Our quantitative findings are in contrast to CHW narratives which described difficulties tracking women who temporarily migrate for childbirth. One of the main roles of CHWs is ensuring continuity of care across the perinatal period, and one goal of prenatal care is to get women into the “system” of that specific location, including registration in the local Anganwadi centre, a subcenter or a hospital, thereby increasing the likelihood of facility delivery. Thus, our finding that women who migrated generally received more care may reflect greater support and willingness of the natal family to ensure high quality care which overrides the barriers to care posed by lack of continuity of services. However, several questions remain about the impact of temporary childbirth migration on health outcomes that should be explored in future research on this topic, including mechanisms and impact on quality of care. For example, even if a woman can seek care in her natal home, if all of her previous visits were at another location, she might not have her complete medical record information and providers might not know about important risk factors, or even basic information about her health. While women registered with their local Anganwadi centers receive a Mother and Child Protection Card, women often do not carry them to their natal villages or might lose them.

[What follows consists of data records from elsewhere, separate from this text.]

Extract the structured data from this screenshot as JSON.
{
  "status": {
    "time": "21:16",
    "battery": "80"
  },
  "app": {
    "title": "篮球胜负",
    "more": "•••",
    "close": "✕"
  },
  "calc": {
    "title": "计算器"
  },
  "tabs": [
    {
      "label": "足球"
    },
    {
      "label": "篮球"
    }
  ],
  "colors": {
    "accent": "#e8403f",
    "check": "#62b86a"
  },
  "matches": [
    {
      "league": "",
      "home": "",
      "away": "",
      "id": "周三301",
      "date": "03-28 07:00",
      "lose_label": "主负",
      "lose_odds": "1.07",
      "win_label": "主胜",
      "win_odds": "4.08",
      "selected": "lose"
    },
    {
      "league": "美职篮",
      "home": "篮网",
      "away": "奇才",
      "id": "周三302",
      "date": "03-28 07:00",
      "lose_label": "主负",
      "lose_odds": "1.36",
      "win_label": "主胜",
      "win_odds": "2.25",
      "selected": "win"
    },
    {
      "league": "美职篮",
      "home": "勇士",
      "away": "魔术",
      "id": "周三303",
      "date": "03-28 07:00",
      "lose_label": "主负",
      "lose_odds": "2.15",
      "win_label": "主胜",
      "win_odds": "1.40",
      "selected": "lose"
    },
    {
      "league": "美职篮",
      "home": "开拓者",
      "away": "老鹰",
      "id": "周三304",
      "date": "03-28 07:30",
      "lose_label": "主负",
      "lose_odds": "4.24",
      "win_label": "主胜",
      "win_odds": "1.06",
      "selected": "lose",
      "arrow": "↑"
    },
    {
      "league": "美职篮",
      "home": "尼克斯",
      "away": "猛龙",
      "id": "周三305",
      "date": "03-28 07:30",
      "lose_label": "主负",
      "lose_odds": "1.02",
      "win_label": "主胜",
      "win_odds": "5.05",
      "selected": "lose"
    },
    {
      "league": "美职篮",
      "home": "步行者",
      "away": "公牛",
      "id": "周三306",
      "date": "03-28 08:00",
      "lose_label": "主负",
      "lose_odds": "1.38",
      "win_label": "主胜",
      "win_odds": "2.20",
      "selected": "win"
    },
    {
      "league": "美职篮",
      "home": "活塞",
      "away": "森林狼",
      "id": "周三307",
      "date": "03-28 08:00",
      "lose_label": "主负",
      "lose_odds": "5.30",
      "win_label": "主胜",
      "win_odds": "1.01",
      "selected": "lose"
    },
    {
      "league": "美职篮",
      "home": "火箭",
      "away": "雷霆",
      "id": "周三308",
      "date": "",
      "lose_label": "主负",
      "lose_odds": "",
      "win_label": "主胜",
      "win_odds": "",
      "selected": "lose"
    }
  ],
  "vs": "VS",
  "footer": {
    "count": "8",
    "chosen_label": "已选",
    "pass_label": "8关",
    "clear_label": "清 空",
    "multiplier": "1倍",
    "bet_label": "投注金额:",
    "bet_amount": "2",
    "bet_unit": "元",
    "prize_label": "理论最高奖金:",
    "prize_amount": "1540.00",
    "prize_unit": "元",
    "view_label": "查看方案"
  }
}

Our findings that postnatal care (PNC) is not impacted by location similarly contradict the perspectives expressed by the AWWs, who expressed difficulties in identifying and providing care to women temporarily in their natal homes. It is possible that cultural practices of women staying in their homes for extended periods of time (mostly up to 40 days) in the postnatal period contributes to this, making it harder for AWWs to access them or even know of their existence, regardless of whether they migrated or not. Also, PNC received by mothers within 48 hours after delivery is already low (57% and 42% in Madhya Pradesh and Bihar respectively) and additional PNC is infrequent in general, perhaps because it is not highly prioritized by the government system or families, and therefore any difference might be hard to detect [5]. Prospective designs and more nuanced quantitative and qualitative data are needed to disentangle these findings.

4.1 Explanations for state-level differences

One of the main findings of this analysis is that the pattern of maternal childbirth migration differs by states of India (even states that are relatively close to each other geographically), perhaps highlighting nuanced cultural practices during childbirth. Slightly more women returned to their natal home in Bihar compared to Madhya Pradesh; however, the difference was not statistically significant. While about 40% of women still reported some care from a CHW while at the natal home, the proportion was much smaller in Bihar compared to Madhya Pradesh. This suggests that not only does the prevalence of temporary childbirth migration differ by state, but what happens when women return to their natal home (in terms of connection to and continuity of care from their CHWs) differs. Gawde et al. (2016) in Mumbai, Maharashtra state, found that about two thirds of women returned home, however, this was a much smaller sample of women, all of who were migrants in an urban area [19]. Thus, collecting data from different regions among a diverse populations is an important next step for understanding this trend further, or within a specific population of interest.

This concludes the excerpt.